Heyy! Wanna know what is mean by LOVE
Read this :) 
Hurt. Despair. False Hope. Heart Breaks. Head Aches. Wet Eyes. Are those the emotions we get from Love ? We all had our fair share of being in love, for some it's the beautiful thing they ever had and for other it's nothing more then bitter memories and bunch of promises that was never kept. I used to had someone, Used To Had, she was the one who I wanted to spend the rest of my life with, the one who could take care of me and at the same time I would take care of her, be her everything and give her nothing but everything. But that's just it, we can only plan this thing, we can only dream, but Allah is the one who can make them come true.

I can't even remember the last time I saw her, the last thing I knew, she was with someone, Even though, even though she knew that I was waiting on her, it's no use to love someone with all your sincere heart if they don't even Like you back. So it's better if I kept my distance, say I love you when she's not listening and only mention her name in my doa. Because that's all I can do, I can't force her to love me, but at the same time I can't force myself to stop loving her. I can't control my heart, it has a mind of it's own.

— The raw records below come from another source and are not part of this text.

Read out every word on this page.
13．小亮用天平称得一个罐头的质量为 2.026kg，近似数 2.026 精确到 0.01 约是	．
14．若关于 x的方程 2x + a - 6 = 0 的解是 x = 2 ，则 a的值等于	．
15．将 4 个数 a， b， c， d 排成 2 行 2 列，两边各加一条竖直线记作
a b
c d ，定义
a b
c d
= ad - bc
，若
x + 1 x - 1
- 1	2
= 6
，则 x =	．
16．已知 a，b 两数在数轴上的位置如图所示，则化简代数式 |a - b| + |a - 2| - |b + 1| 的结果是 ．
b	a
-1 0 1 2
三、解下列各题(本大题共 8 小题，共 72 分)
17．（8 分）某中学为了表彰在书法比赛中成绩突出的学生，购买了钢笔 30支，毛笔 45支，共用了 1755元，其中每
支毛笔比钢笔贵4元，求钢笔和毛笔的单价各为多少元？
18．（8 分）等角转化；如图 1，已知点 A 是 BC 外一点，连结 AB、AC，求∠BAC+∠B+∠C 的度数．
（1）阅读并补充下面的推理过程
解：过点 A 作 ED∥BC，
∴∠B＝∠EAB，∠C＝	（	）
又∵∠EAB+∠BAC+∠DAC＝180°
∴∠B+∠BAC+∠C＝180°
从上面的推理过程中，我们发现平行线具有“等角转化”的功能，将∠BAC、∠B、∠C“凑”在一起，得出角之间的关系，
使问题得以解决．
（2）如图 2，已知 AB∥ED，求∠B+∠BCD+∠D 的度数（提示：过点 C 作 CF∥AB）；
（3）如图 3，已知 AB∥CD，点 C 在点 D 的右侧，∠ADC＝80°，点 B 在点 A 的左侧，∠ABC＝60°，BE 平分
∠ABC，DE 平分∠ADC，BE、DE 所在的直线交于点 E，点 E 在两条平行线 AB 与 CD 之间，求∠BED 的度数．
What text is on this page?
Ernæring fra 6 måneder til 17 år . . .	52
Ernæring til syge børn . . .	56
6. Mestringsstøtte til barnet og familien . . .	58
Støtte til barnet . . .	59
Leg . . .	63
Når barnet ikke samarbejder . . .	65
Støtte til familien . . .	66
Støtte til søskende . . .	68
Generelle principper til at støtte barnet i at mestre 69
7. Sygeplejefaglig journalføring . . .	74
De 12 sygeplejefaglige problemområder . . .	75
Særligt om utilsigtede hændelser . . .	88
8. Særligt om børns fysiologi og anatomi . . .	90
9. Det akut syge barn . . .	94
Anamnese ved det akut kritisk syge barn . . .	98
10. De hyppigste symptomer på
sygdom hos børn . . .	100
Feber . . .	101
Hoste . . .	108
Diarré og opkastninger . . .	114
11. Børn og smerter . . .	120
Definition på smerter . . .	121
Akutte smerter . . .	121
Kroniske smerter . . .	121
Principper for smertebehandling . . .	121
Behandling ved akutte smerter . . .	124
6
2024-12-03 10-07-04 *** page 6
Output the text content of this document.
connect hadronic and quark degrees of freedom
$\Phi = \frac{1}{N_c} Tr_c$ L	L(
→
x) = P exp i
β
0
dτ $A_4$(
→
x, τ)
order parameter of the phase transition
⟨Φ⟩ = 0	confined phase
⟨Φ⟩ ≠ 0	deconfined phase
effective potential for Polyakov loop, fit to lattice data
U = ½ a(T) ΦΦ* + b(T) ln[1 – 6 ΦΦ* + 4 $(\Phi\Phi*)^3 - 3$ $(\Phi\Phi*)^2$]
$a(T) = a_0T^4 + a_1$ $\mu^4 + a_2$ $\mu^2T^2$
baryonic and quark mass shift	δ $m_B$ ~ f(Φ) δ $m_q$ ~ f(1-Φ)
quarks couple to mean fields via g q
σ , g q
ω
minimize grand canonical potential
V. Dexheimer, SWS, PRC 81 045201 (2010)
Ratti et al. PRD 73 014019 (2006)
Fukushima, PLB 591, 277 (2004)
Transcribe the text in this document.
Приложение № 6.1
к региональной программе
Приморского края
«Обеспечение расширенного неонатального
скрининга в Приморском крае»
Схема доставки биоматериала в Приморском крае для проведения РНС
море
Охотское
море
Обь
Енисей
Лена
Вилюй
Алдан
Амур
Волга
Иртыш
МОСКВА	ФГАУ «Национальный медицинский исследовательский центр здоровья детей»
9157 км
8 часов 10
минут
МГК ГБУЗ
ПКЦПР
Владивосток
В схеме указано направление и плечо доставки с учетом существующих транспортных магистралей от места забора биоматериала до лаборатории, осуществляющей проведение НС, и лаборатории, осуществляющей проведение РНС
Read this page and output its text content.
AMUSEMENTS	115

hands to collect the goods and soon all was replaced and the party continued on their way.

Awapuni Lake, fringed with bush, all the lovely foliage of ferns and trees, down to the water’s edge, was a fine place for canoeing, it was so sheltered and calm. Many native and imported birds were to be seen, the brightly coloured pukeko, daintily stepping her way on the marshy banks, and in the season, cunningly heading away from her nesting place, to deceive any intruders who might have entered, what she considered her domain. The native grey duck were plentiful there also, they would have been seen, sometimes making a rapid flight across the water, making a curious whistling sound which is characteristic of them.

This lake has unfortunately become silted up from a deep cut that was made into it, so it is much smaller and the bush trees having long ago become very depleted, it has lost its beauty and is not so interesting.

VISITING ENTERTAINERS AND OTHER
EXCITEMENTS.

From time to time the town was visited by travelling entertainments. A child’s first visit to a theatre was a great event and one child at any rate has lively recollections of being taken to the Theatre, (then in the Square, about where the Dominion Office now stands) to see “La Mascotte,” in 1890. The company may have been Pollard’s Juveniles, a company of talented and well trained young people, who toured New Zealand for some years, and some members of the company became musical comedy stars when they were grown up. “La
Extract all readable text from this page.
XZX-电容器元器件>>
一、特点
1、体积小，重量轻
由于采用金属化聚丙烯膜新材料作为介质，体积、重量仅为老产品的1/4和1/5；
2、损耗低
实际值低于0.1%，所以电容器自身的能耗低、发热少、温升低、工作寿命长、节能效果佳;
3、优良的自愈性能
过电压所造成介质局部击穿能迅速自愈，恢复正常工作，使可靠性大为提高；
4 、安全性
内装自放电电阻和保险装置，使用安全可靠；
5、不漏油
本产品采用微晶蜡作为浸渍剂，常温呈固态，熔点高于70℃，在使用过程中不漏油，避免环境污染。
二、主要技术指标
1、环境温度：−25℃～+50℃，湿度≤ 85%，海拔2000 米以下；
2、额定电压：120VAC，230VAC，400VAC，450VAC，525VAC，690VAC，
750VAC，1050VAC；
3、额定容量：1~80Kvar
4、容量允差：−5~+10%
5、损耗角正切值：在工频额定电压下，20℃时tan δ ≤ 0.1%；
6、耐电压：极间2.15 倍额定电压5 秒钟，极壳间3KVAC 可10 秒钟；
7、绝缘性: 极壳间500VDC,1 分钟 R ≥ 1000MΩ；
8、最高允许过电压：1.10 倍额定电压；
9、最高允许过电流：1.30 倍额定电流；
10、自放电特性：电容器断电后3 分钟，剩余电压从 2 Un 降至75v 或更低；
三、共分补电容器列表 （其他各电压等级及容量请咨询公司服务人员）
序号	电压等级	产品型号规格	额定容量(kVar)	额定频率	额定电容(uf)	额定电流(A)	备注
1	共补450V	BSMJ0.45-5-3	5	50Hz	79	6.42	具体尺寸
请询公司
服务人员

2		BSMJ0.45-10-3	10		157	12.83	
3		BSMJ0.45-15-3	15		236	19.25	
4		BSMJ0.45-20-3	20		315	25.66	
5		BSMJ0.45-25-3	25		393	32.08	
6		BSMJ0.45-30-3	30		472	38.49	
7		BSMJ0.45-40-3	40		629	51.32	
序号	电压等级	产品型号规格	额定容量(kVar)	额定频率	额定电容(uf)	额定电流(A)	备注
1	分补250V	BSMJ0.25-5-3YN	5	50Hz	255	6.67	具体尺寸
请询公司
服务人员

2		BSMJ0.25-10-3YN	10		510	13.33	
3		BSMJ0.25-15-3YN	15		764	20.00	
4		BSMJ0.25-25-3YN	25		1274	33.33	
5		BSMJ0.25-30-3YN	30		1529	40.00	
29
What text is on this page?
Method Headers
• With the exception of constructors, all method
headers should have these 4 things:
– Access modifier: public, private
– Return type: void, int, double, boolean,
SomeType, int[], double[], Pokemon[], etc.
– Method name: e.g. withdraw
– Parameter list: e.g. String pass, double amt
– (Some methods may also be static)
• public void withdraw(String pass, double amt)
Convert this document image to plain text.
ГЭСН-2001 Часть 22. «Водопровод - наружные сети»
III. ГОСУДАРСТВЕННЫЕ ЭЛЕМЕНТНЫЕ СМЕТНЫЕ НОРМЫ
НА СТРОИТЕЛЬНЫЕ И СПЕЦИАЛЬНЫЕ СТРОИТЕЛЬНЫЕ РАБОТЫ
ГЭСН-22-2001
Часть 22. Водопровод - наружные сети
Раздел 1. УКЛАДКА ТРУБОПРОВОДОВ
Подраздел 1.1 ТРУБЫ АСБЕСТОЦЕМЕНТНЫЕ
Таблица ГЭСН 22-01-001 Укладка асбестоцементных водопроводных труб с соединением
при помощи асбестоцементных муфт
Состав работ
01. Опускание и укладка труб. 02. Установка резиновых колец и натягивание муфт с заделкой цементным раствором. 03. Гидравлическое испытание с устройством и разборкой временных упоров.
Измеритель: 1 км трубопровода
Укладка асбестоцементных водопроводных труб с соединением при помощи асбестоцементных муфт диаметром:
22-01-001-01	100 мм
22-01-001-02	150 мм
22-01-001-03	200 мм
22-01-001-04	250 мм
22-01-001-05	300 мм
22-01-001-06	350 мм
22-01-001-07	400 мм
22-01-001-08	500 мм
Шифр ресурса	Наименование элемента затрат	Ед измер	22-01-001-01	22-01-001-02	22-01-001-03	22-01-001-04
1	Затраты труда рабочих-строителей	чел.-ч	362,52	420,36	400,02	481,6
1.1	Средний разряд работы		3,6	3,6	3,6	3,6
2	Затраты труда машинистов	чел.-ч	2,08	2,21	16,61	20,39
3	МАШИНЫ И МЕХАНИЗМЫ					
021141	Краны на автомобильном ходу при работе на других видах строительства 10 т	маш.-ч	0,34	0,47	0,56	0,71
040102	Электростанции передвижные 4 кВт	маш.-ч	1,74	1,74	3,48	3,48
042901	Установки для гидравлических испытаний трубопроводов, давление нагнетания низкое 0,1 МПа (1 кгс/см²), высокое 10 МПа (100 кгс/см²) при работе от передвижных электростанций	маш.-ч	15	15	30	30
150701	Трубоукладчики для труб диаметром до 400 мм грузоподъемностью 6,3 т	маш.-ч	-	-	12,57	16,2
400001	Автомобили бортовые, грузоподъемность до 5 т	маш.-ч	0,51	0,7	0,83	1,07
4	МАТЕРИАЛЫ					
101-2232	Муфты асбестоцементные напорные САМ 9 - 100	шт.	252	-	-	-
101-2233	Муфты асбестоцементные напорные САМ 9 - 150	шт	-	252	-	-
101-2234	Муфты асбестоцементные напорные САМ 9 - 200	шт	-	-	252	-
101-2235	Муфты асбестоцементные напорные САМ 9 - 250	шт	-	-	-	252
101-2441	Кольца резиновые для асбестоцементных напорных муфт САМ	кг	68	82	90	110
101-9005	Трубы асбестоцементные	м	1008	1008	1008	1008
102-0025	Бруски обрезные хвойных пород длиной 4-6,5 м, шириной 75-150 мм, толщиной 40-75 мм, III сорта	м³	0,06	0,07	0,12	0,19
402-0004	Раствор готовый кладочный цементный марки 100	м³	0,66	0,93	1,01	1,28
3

It keeps making bad and horrible decision and in the end my heart end up broken and hurt.

To move on or to forget is an option, but how can you ? How can you move on from someone you truly love, and how could you forget ? forgetting someone you love is like remembering someone you don't know. It's impossible. I could pretend, but for how long? How long can I fake a smile, and keep saying and pretending that I'm Okay. Everyone has their limits. And even if I fall in love with someone else, it could never be same way I loved her.

After waking up every morning and before going to sleep every night. I will always wonder about you, and all those bittersweet memories would be played in my head. I miss you. I need you. I love you. I Loved you. I hate you... if loving you is wrong then I don't want to be right. You will always be in my toughts, even though I will never be in your's. I'm sorry, I'm sorry I can't be the one you always wanted, I know my weaknesses and flaws. I can never be perfect and I can never be perfect for you.